最近結構流行っている保存方法としてリードを水につけっぱなしにしておくいという方法もあります。サンボーンもそうやってるらしいですね。私もやってみたことがありますが、いろいろな理由によりやめました。第一に、リードを瓶などに入れて運ぶのが大変であること(途中で漏れたりしたら面倒です)。第二に、リードにカビが生えたり臭いが付いたりしやすいこと。しかし、最大の理由は音が悪くなる(ように私には思えることです)

水にずっと漬けておいたリードはまったく弾力がなくなって曲げるとパキンと折れるようになります。確かに鳴りやすくはなるのですが合成リードのような味がない音になりがちです。リードは植物(葦)なので、糖分(グルコース)が入っているのですが水に漬けておくとそれが全部抜けてしまい余分な倍音が出るらしいです。この辺について科学的立場から検討したサイトがあったのですが、消えてしまったようです(保存しておけばよかった)。そのサイトの作者(?)の方が書いた論文(PDF)に同様のことが書いてあります(ちゃんとした学術論文なので読むのは骨が折れます)。好みの問題もあると思いますが、私としてはリード水浸し保存は賛成しません。

水浸しではなくある程度の湿度を維持するための製品としては、リコーのバイタライザーというジェル保湿剤を使った製品が出ています。たとえば、この保湿剤入りのリードケース。ちょっと試してみたいと思っていますが、前述の論文では、結局リードは使ったらできるだけ早く乾燥させた方が良いという結論になってますし、3,990円とちょっと微妙なお値段なので迷っています。

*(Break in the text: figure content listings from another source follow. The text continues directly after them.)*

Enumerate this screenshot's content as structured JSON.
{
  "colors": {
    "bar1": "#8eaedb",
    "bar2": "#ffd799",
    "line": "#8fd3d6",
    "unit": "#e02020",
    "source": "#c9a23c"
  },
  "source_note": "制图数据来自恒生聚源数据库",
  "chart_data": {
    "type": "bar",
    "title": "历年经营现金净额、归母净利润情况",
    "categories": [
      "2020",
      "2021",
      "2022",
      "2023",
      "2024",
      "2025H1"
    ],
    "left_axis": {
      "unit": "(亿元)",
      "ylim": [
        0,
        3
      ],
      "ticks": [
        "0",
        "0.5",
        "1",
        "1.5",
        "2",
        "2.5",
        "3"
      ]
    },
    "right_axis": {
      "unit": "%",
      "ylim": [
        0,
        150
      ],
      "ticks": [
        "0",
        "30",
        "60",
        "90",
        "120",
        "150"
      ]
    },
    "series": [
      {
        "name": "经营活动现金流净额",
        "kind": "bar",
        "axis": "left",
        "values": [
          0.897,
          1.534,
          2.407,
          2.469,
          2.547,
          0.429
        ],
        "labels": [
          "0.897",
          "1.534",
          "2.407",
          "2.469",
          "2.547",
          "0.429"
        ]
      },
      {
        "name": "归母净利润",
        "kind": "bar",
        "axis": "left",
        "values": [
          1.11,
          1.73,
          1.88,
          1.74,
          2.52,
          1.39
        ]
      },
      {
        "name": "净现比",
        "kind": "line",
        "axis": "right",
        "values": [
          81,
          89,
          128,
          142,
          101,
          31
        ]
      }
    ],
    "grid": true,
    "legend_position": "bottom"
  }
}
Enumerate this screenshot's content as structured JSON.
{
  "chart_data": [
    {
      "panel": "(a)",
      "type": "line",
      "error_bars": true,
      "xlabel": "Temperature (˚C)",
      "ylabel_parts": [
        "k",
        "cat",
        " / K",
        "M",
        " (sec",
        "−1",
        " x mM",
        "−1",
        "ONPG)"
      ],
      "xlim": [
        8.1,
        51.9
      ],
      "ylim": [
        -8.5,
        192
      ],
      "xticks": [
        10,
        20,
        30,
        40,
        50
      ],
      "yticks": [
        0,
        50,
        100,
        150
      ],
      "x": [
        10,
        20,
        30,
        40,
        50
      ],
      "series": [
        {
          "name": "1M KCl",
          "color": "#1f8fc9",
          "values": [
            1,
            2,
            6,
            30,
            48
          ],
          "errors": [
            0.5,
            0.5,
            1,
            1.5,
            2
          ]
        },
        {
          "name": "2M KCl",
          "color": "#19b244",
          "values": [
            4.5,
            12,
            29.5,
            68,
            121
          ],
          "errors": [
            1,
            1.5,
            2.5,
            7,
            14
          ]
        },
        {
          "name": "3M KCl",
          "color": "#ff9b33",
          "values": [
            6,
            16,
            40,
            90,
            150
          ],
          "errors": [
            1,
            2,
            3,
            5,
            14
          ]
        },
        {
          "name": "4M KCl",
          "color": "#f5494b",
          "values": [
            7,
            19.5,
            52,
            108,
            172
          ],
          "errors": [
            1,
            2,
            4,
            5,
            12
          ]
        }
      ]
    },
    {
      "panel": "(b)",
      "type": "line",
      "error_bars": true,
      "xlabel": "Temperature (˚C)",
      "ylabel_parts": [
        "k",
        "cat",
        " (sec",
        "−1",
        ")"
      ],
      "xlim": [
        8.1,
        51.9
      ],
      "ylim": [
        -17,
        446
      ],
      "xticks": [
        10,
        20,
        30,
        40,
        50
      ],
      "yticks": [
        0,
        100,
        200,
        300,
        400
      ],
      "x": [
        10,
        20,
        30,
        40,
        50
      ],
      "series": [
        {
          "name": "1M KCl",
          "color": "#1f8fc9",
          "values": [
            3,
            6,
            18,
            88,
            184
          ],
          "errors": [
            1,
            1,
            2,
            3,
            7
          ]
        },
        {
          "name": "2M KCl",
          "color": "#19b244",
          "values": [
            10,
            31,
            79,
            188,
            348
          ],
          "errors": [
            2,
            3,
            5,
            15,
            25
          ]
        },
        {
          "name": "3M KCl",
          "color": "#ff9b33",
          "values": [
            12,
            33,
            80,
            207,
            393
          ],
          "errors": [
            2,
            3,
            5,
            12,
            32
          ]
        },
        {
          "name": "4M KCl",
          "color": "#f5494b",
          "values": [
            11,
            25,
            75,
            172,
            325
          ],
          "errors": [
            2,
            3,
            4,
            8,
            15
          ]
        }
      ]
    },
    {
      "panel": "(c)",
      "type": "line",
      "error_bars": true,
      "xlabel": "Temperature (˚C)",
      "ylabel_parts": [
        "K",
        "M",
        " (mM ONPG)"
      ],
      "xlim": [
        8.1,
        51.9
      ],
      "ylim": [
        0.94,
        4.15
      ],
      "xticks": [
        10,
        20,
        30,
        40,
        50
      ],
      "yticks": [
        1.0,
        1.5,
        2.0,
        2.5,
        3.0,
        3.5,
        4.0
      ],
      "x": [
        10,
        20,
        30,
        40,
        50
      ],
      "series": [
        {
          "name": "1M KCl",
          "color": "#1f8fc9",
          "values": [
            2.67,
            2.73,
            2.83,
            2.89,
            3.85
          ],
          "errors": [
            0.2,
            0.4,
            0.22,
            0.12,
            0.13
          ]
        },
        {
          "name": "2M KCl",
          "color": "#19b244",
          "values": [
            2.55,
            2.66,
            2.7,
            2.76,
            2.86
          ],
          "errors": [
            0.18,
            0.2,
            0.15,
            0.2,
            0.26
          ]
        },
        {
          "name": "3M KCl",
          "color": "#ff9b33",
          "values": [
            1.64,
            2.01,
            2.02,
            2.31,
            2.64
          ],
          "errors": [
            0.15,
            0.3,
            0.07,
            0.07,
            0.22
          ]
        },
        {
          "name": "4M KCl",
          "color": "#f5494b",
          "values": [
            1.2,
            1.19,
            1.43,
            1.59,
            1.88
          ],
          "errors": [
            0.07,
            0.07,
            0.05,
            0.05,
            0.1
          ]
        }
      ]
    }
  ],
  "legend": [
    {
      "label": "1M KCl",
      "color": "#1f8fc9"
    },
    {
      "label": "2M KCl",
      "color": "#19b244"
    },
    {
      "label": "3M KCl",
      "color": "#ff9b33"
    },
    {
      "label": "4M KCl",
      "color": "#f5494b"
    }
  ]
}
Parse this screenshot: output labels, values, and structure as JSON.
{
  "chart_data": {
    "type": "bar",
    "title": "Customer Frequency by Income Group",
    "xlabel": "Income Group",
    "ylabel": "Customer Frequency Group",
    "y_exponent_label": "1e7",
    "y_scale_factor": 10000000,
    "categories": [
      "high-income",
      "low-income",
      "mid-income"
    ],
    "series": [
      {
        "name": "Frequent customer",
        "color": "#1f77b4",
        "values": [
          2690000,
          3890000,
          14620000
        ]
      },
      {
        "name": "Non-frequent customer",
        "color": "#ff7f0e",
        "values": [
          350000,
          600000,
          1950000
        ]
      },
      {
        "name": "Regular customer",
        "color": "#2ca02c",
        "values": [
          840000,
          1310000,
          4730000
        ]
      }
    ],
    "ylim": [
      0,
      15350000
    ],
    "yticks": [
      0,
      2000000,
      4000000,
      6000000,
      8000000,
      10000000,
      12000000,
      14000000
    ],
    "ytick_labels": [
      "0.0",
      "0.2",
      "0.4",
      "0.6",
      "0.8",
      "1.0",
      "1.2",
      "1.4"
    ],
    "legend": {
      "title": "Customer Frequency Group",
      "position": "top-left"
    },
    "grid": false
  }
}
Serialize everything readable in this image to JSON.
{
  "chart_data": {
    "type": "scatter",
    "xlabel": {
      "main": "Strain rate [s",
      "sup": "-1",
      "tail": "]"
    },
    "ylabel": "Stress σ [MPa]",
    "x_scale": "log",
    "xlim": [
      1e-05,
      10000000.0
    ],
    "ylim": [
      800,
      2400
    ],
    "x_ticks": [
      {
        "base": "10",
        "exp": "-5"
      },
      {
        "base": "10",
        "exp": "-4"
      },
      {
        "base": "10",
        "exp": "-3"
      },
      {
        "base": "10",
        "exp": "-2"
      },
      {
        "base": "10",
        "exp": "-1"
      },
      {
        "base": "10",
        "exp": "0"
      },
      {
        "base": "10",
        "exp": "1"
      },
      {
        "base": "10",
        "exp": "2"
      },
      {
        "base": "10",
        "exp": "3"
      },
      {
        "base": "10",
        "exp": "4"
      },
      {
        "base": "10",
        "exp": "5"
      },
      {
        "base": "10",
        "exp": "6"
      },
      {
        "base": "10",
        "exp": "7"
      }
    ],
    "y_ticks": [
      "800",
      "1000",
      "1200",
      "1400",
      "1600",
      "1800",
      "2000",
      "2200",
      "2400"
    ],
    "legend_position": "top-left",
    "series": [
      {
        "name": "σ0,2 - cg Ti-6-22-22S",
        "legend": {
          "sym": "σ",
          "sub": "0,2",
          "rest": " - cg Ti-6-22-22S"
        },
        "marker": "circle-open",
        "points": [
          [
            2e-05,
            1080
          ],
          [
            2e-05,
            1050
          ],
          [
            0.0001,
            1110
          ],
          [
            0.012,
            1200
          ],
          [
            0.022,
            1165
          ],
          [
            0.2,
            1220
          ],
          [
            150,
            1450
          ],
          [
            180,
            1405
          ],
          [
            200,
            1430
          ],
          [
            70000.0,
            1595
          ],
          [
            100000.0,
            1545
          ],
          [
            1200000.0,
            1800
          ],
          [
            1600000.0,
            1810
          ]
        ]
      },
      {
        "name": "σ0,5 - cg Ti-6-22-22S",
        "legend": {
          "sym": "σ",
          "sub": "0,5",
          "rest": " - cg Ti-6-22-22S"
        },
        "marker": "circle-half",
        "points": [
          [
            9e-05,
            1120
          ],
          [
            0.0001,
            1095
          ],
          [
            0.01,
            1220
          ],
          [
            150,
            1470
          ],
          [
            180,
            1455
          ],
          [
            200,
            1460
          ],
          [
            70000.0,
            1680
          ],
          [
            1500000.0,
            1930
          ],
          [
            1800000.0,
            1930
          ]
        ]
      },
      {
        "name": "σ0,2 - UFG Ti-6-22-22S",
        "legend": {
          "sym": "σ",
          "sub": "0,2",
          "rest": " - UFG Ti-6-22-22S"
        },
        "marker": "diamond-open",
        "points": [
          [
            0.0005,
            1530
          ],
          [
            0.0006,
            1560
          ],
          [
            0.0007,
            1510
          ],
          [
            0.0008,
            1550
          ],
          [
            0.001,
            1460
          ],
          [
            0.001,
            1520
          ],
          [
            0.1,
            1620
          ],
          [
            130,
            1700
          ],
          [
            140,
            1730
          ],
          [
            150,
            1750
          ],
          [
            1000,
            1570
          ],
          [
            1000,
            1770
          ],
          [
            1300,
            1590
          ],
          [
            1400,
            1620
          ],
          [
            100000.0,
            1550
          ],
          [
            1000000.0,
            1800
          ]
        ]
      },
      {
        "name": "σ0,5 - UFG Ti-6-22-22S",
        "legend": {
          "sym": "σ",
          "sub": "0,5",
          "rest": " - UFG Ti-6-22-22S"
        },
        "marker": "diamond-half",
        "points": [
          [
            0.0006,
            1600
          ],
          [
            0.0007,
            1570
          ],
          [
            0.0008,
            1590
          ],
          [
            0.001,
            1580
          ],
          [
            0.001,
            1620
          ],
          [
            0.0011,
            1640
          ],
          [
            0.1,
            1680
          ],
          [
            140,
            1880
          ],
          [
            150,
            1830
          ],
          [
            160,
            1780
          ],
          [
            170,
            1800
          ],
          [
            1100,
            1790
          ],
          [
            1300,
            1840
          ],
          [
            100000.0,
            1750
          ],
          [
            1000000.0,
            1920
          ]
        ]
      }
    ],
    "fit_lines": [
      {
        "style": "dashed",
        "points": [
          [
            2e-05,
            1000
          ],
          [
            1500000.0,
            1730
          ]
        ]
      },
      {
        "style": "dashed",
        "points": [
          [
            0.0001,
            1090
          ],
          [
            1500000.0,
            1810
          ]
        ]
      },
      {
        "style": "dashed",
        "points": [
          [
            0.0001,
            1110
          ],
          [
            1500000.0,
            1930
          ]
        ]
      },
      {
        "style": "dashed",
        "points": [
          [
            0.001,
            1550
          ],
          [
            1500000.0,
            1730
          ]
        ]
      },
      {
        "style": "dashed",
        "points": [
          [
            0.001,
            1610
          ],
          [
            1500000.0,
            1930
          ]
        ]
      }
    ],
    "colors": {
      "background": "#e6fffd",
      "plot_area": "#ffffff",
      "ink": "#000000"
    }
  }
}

同様に湿度維持を意識したリード保存ケースとして、バンドレンのハイグロケースというのがあります。「デジタルテクノロジーを利用して湿度を管理する」という触れ込みだったので一瞬これは買いたいと思いましたが、よくよく調べると単にケース内の湿度をデジタル表示してくれるだけであり、湿度の調整は自分でケース内のスポンジにスポイトで水を差したり、ふたを開けっ放しでおいておいたりして調整しなければならないのでした。あんまり意味がない気がします。

結局、リードの保存については、あまり奇をてらわず昔ながらのリードケースに仕舞っておくというのが一番良いのかなと思っています。